Dolayısıyla ekonomik anlamda ABD liderliğindeki hegemonik düzenin sürdürülmesinde öncelikli ve ayrıcalıklı görülen ülkeler Almanya, Japonya ve sonrasında Çin oldu. AsyaPasifik güvenlik düzeninde ABD güvenlik sağlayıcısı rolünü üstlenerek hem Çin’in hem de Japonya’nın stratejik kaygılarını giderecek şekilde Japonya’nın silahsızlanması karşılığında Çin’in tehdit algısını sınırlandırdı. Bununla beraber iki ülke arasındaki ekonomik ilişkilerin geliştirilmesi yolunu açarak Asya-Pasifik’in “sınırlı” ekonomik entegrasyonunu destekledi. Avrupa’da ise güvenlik alanında NATO güvenlik örgütü çerçevesinde geliştirilen ittifakla beraber Almanya merkezli bölgesel ekonomik entegrasyon geniş bir şekilde desteklendi.

Ancak bu yukarıda bahsedilen büyük güvenlik ve ekonomik pazarlıkların ABD’nin ülkesel politikasıyla doğrudan bir ilişkisi var. Mevcut uluslararası düzeninin sürdürülmesi için üstlenilen uluslararası sorumluluklarla içeride doğabilecek ekonomik ve siyasi maliyetlerin dengelenmesi gerekir. Almanya, Japonya ve sonrasında Çin’le yapılan büyük ekonomik pazarlıklar bu söz konusu maliyetlerin karşılanmasına yardımcı olan en önemli unsurlardır. Üretim ve ihracata dayalı ülkelere ABD’nin geniş iç tüketim pazarına erişim izni verilmesine karşılık ABD’nin devlet harcamaları ve iç pazar odaklı tüketimindeki artış sağlandı. ABD’nin bu ülkelerle geliştirdiği ticari ve finansal “asimetrik karşılıklı bağımlılıklar” söz konusu ülkesel ekonomik ve politik maliyetlerin karşılanmasında rol oynadı. ABD’nin ticari ve finansal ilişkilerinde doların rezerv para haline gelmesiyle oynadığı baskın rol, hem ABD’nin güvenlik sağlayıcısı rolünü finanse etti hem de ülkesel refahın genişlemesine hizmet etti. Dolayısıyla ABD hegemonyasının temel dayanaklarını oluşturan büyük donanma gücü ve ticari etkinlik finansal bileşenle tamamlanmış oldu.

2008 global finansal krizinin yarattığı sonuçlarla ve arkasından 2012’de Çin’in ekonomik büyüklük olarak Japonya’yı geride bırakarak Doğu Asya’nın lideri konumuna yükselmesiyle beraber şimdi gelinen noktada ABD-Çin ilişkileri açısından söz konusu büyük stratejik pazarlığın sona erdiği ileri sürülebilir. 2008 finansal krizi nedeniyle ABD’nin iç tüketimindeki yavaşlamayla beraber ABD’nin Çin’in ihracata dayalı büyüme modeline duyduğu ihtiyaç da azaldı. Ancak azalma eğilimi taşısa bile geçmişten gelen karşılıklı bağımlılıklar varlığını koruyor. Koruyor ama karşılıklı bağımlılıklar dış politikada işbirliği yerine rekabetin bir aracı olarak etkinliğin artırılmasına yönelik kullanılma eğiliminde. Sonuç olarak bugün için iki ülke arasındaki ilişkilerde gerçekleşen “yeni normal”de ortaya çıkan ana örüntü ekonomi güvenliği bağlamında yürütülen politikalara odaklı yoğunlaşan rekabettir.
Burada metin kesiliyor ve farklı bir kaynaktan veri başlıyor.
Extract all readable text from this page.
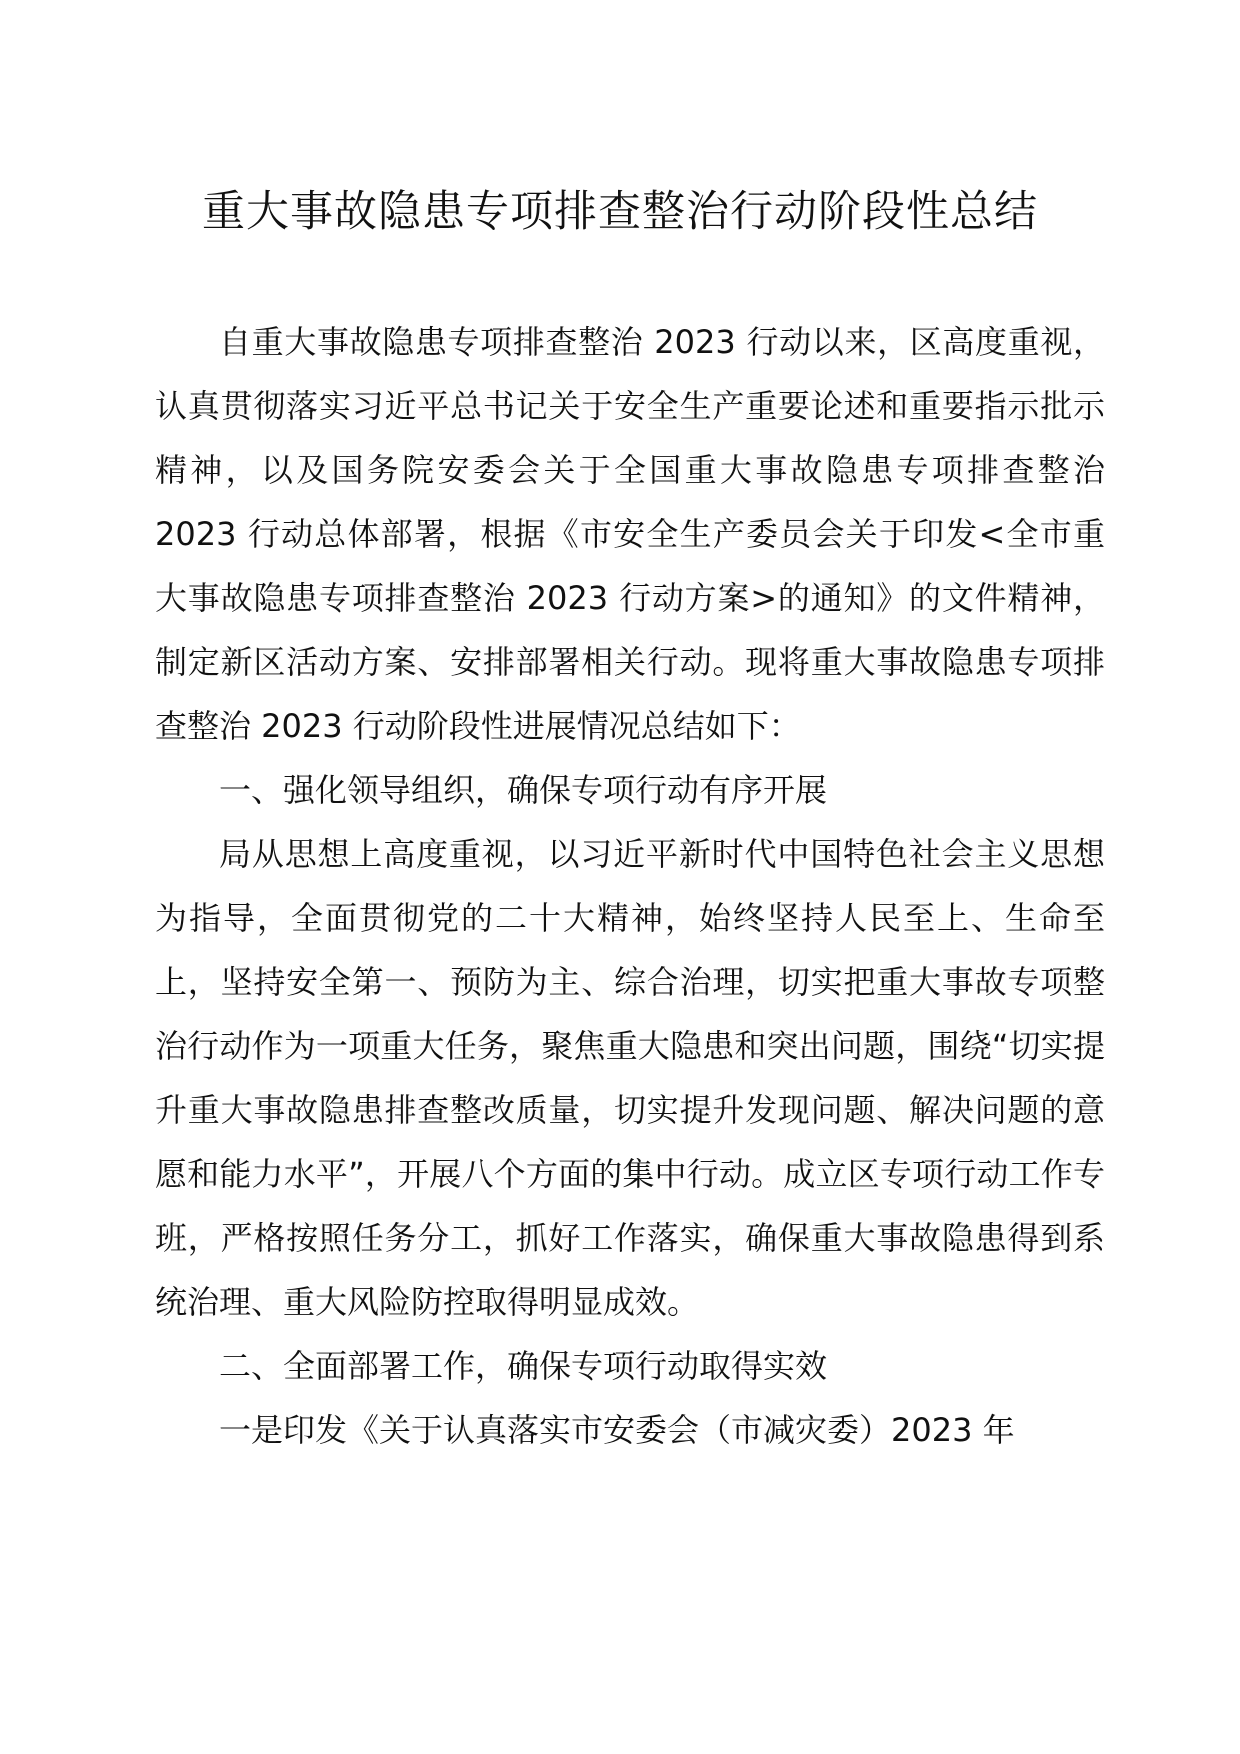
重大事故隐患专项排查整治行动阶段性总结

自重大事故隐患专项排查整治 2023 行动以来，区高度重视，认真贯彻落实习近平总书记关于安全生产重要论述和重要指示批示精神，以及国务院安委会关于全国重大事故隐患专项排查整治 2023 行动总体部署，根据《市安全生产委员会关于印发<全市重大事故隐患专项排查整治 2023 行动方案>的通知》的文件精神，制定新区活动方案、安排部署相关行动。现将重大事故隐患专项排查整治 2023 行动阶段性进展情况总结如下：

一、强化领导组织，确保专项行动有序开展

局从思想上高度重视，以习近平新时代中国特色社会主义思想为指导，全面贯彻党的二十大精神，始终坚持人民至上、生命至上，坚持安全第一、预防为主、综合治理，切实把重大事故专项整治行动作为一项重大任务，聚焦重大隐患和突出问题，围绕“切实提升重大事故隐患排查整改质量，切实提升发现问题、解决问题的意愿和能力水平”，开展八个方面的集中行动。成立区专项行动工作专班，严格按照任务分工，抓好工作落实，确保重大事故隐患得到系统治理、重大风险防控取得明显成效。

二、全面部署工作，确保专项行动取得实效

一是印发《关于认真落实市安委会（市减灾委）2023 年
POZİTİF VE NEGATİF EKONOMİ GÜVENLİĞİ YAKLAŞIMLARI

ABD hegomonik düzeni, ekonomi yönetiminin güvenlik çıkarlarını gözeten dış politika diplomasisi uygulamaları neticesinde kuruldu. Ekonomi güvenliği kavramının bir anlamı ekonomik araçların politik çıkarlar ve güvenlik amaçları doğrultusunda kullanılmasıdır. Yani ekonominin güvenlik çıkarları için araçsallaştırılmasıdır. Bunun en bariz örneği ABD’nin sürekli başvurduğu ekonomik yaptırımlardır. Ancak ekonomi güvenliği zorunlu olarak negatif bir anlamda kullanılamaz. Amaçları itibariyle saldırgan ve savunmacı bir karaktere sahip olabilir.
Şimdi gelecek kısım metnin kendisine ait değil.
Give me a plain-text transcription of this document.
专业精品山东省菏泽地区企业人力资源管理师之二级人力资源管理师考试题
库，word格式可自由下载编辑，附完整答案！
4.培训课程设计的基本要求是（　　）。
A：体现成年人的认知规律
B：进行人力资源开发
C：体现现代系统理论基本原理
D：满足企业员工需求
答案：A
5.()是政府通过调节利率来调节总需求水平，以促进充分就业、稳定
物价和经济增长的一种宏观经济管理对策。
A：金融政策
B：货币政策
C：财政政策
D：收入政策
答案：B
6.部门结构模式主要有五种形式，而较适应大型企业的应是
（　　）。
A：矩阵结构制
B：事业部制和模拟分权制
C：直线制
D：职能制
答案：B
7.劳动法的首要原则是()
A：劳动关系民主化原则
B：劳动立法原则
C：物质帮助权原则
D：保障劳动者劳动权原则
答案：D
Eğer ekonomi güvenliği ekonomi politikaları kaynaklı doğabilecek güvenlik risklerinin ve kırılganlıkların ortadan kaldırılması çabası ise bu savunmacı bir yaklaşımdır. Bu anlamda ekonomik çıkarların güvence altına alınması devletlerin en temel görevlerinden biridir. Nitekim COVID-19 pandemisi sonrası her devlet olumlu anlamda ekonomi güvenliğinden bahseder oldu. Özellikle tedarik zincirlerinin sürdürülebilir bir tarzda çeşitlendirilmesi yaklaşımı ekonomi güvenliği anlayışının merkezine oturdu.

ABD’yi derinden endişelendiren en önemli husus tam da bu noktada ortaya çıkıyor. Temel sorun Çin’in büyüyen ekonomik gücü karşısında kendi ekonomik çekiciliğinin giderek kaybolması. Çin’in çok taraflı ekonomik kalkınmayı destekleyen ama ekonomi güvenliğine pozitif anlamda yaklaşan tutumu gelişmekte olan ülkelerin giderek benimsediği ortak bir tutum haline geliyor. ABD, eskiden olduğu gibi kolayca ekonomik politikalar vasıtasıyla güvenlik çıkarlarını artıracak imkanlar bulmakta zorlanıyor. Bu yüzden ekonomi yönetimi konusunda yeni bir model arayışı içinde olduğu yapılan tartışmalardan çok net görülüyor.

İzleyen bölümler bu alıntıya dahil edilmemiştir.